What was the result of the Jesuits' missionary work in Asia?
What will be an ideal response?
Answers will vary. The first missionary work in Asia was an effort by Francis Xavier, who worked from a Portuguese base in Goa and tried to find converts in India and Japan. He stayed two years in Japan, where some local rulers, who were crucial for the missionary's success, supported the Jesuits' efforts in order to strengthen commercial ties with the Portuguese. This approach was initially successful, with a Catholic Japanese community of approximately 250,000 by 1600. However, this community fell into conflict with the arrival of Spanish missionaries from the Philippines, and internal quarrels caused this community to collapse. Subsequently, the Japanese government repressed Christianity quite brutally, killing up to 40,000 converts and closed the door to the West. In China, with the efforts of the Italian Jesuit Matteo Ricci, efforts were not as dramatic in terms of gaining converts, but did expose both China and Europe to their respective cultures. Ricci maintained an effort to learn Mandarin, dress in the Chinese fashion, and appeal to the Chinese elite by pointing out similarities between Catholicism and Confucianism.
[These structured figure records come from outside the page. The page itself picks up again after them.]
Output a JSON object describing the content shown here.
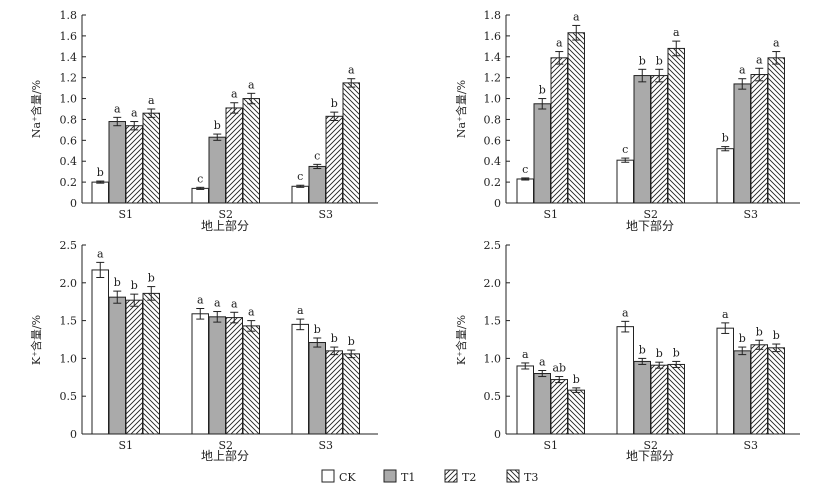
{
  "legend": [
    {
      "key": "CK",
      "label": "CK",
      "fill": "white"
    },
    {
      "key": "T1",
      "label": "T1",
      "fill": "gray"
    },
    {
      "key": "T2",
      "label": "T2",
      "fill": "hatch_fwd"
    },
    {
      "key": "T3",
      "label": "T3",
      "fill": "hatch_back"
    }
  ],
  "colors": {
    "gray_fill": "#aaaaaa",
    "ink": "#222222"
  },
  "chart_data": [
    {
      "type": "bar",
      "panel": "top-left",
      "categories": [
        "S1",
        "S2",
        "S3"
      ],
      "series_keys": [
        "CK",
        "T1",
        "T2",
        "T3"
      ],
      "series": [
        {
          "values": [
            0.2,
            0.14,
            0.16
          ],
          "errors": [
            0.01,
            0.01,
            0.01
          ],
          "letters": [
            "b",
            "c",
            "c"
          ]
        },
        {
          "values": [
            0.78,
            0.63,
            0.35
          ],
          "errors": [
            0.04,
            0.03,
            0.02
          ],
          "letters": [
            "a",
            "b",
            "c"
          ]
        },
        {
          "values": [
            0.74,
            0.91,
            0.83
          ],
          "errors": [
            0.04,
            0.05,
            0.04
          ],
          "letters": [
            "a",
            "a",
            "b"
          ]
        },
        {
          "values": [
            0.86,
            1.0,
            1.15
          ],
          "errors": [
            0.04,
            0.05,
            0.04
          ],
          "letters": [
            "a",
            "a",
            "a"
          ]
        }
      ],
      "ylim": [
        0,
        1.8
      ],
      "yticks": [
        "0",
        "0.2",
        "0.4",
        "0.6",
        "0.8",
        "1.0",
        "1.2",
        "1.4",
        "1.6",
        "1.8"
      ],
      "ylabel": "Na⁺含量/%",
      "xlabel": "地上部分"
    },
    {
      "type": "bar",
      "panel": "top-right",
      "categories": [
        "S1",
        "S2",
        "S3"
      ],
      "series_keys": [
        "CK",
        "T1",
        "T2",
        "T3"
      ],
      "series": [
        {
          "values": [
            0.23,
            0.41,
            0.52
          ],
          "errors": [
            0.01,
            0.02,
            0.02
          ],
          "letters": [
            "c",
            "c",
            "b"
          ]
        },
        {
          "values": [
            0.95,
            1.22,
            1.14
          ],
          "errors": [
            0.05,
            0.06,
            0.05
          ],
          "letters": [
            "b",
            "b",
            "a"
          ]
        },
        {
          "values": [
            1.39,
            1.22,
            1.23
          ],
          "errors": [
            0.06,
            0.06,
            0.06
          ],
          "letters": [
            "a",
            "b",
            "a"
          ]
        },
        {
          "values": [
            1.63,
            1.48,
            1.39
          ],
          "errors": [
            0.07,
            0.07,
            0.06
          ],
          "letters": [
            "a",
            "a",
            "a"
          ]
        }
      ],
      "ylim": [
        0,
        1.8
      ],
      "yticks": [
        "0",
        "0.2",
        "0.4",
        "0.6",
        "0.8",
        "1.0",
        "1.2",
        "1.4",
        "1.6",
        "1.8"
      ],
      "ylabel": "Na⁺含量/%",
      "xlabel": "地下部分"
    },
    {
      "type": "bar",
      "panel": "bottom-left",
      "categories": [
        "S1",
        "S2",
        "S3"
      ],
      "series_keys": [
        "CK",
        "T1",
        "T2",
        "T3"
      ],
      "series": [
        {
          "values": [
            2.17,
            1.59,
            1.45
          ],
          "errors": [
            0.1,
            0.07,
            0.07
          ],
          "letters": [
            "a",
            "a",
            "a"
          ]
        },
        {
          "values": [
            1.81,
            1.55,
            1.21
          ],
          "errors": [
            0.08,
            0.07,
            0.06
          ],
          "letters": [
            "b",
            "a",
            "b"
          ]
        },
        {
          "values": [
            1.77,
            1.54,
            1.1
          ],
          "errors": [
            0.08,
            0.07,
            0.05
          ],
          "letters": [
            "b",
            "a",
            "b"
          ]
        },
        {
          "values": [
            1.86,
            1.43,
            1.06
          ],
          "errors": [
            0.09,
            0.07,
            0.05
          ],
          "letters": [
            "b",
            "a",
            "b"
          ]
        }
      ],
      "ylim": [
        0,
        2.5
      ],
      "yticks": [
        "0",
        "0.5",
        "1.0",
        "1.5",
        "2.0",
        "2.5"
      ],
      "ylabel": "K⁺含量/%",
      "xlabel": "地上部分"
    },
    {
      "type": "bar",
      "panel": "bottom-right",
      "categories": [
        "S1",
        "S2",
        "S3"
      ],
      "series_keys": [
        "CK",
        "T1",
        "T2",
        "T3"
      ],
      "series": [
        {
          "values": [
            0.9,
            1.42,
            1.4
          ],
          "errors": [
            0.04,
            0.07,
            0.07
          ],
          "letters": [
            "a",
            "a",
            "a"
          ]
        },
        {
          "values": [
            0.8,
            0.96,
            1.1
          ],
          "errors": [
            0.04,
            0.04,
            0.05
          ],
          "letters": [
            "a",
            "b",
            "b"
          ]
        },
        {
          "values": [
            0.72,
            0.91,
            1.18
          ],
          "errors": [
            0.04,
            0.04,
            0.06
          ],
          "letters": [
            "ab",
            "b",
            "b"
          ]
        },
        {
          "values": [
            0.58,
            0.92,
            1.14
          ],
          "errors": [
            0.03,
            0.04,
            0.05
          ],
          "letters": [
            "b",
            "b",
            "b"
          ]
        }
      ],
      "ylim": [
        0,
        2.5
      ],
      "yticks": [
        "0",
        "0.5",
        "1.0",
        "1.5",
        "2.0",
        "2.5"
      ],
      "ylabel": "K⁺含量/%",
      "xlabel": "地下部分"
    }
  ]
}
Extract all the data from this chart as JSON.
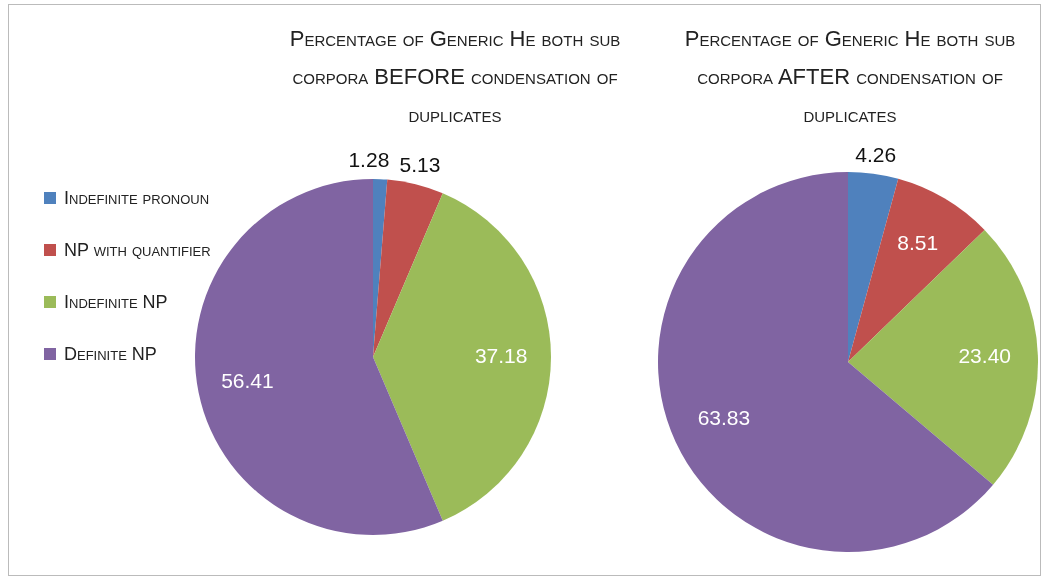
{
  "chart_data": [
    {
      "type": "pie",
      "title": "Percentage of Generic He both sub corpora BEFORE condensation of duplicates",
      "categories": [
        "Indefinite pronoun",
        "NP with quantifier",
        "Indefinite NP",
        "Definite NP"
      ],
      "values": [
        1.28,
        5.13,
        37.18,
        56.41
      ],
      "colors": [
        "#4f81bd",
        "#c0504d",
        "#9bbb59",
        "#8064a2"
      ],
      "data_labels": true,
      "legend": "left"
    },
    {
      "type": "pie",
      "title": "Percentage of Generic He both sub corpora AFTER condensation of duplicates",
      "categories": [
        null,
        null,
        null,
        null
      ],
      "values": [
        4.26,
        8.51,
        23.4,
        63.83
      ],
      "value_labels": [
        "4.26",
        "8.51",
        "23.40",
        "63.83"
      ],
      "colors": [
        "#4f81bd",
        "#c0504d",
        "#9bbb59",
        "#8064a2"
      ]
    }
  ]
}
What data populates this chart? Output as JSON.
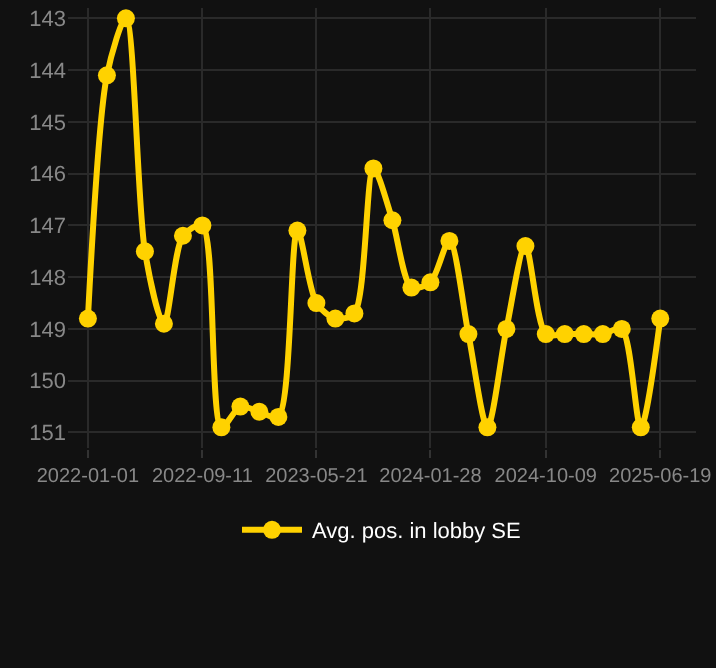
{
  "chart_data": {
    "type": "line",
    "x": [
      "2022-01-01",
      "2022-02-12",
      "2022-03-26",
      "2022-05-07",
      "2022-06-18",
      "2022-07-30",
      "2022-09-11",
      "2022-10-23",
      "2022-12-04",
      "2023-01-15",
      "2023-02-26",
      "2023-04-09",
      "2023-05-21",
      "2023-07-02",
      "2023-08-13",
      "2023-09-24",
      "2023-11-05",
      "2023-12-17",
      "2024-01-28",
      "2024-03-10",
      "2024-04-21",
      "2024-06-02",
      "2024-07-14",
      "2024-08-25",
      "2024-10-09",
      "2024-11-20",
      "2025-01-01",
      "2025-02-12",
      "2025-03-26",
      "2025-05-07",
      "2025-06-19"
    ],
    "series": [
      {
        "name": "Avg. pos. in lobby SE",
        "color": "#ffd200",
        "values": [
          148.8,
          144.1,
          143.0,
          147.5,
          148.9,
          147.2,
          147.0,
          150.9,
          150.5,
          150.6,
          150.7,
          147.1,
          148.5,
          148.8,
          148.7,
          145.9,
          146.9,
          148.2,
          148.1,
          147.3,
          149.1,
          150.9,
          149.0,
          147.4,
          149.1,
          149.1,
          149.1,
          149.1,
          149.0,
          150.9,
          148.8
        ]
      }
    ],
    "ylim": [
      151.3,
      142.8
    ],
    "yticks": [
      143,
      144,
      145,
      146,
      147,
      148,
      149,
      150,
      151
    ],
    "xlim": [
      "2021-11-18",
      "2025-09-06"
    ],
    "xticks": [
      {
        "value": "2022-01-01",
        "label": "2022-01-01"
      },
      {
        "value": "2022-09-11",
        "label": "2022-09-11"
      },
      {
        "value": "2023-05-21",
        "label": "2023-05-21"
      },
      {
        "value": "2024-01-28",
        "label": "2024-01-28"
      },
      {
        "value": "2024-10-09",
        "label": "2024-10-09"
      },
      {
        "value": "2025-06-19",
        "label": "2025-06-19"
      }
    ],
    "grid": true,
    "legend": "bottom",
    "marker": "circle",
    "line_style": "solid"
  }
}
However, this can be construed as a mixed success because, while the conversion efforts did not recruit as many as in other areas of Asia and the Americas, Ricci's firsthand accounts of the Chinese spread widely throughout Europe and raised the point that the Chinese were unquestionably "civilized," unlike the debates about indigenous populations of the Americas, which raised uncomfortable issues about the benefits of Christianity.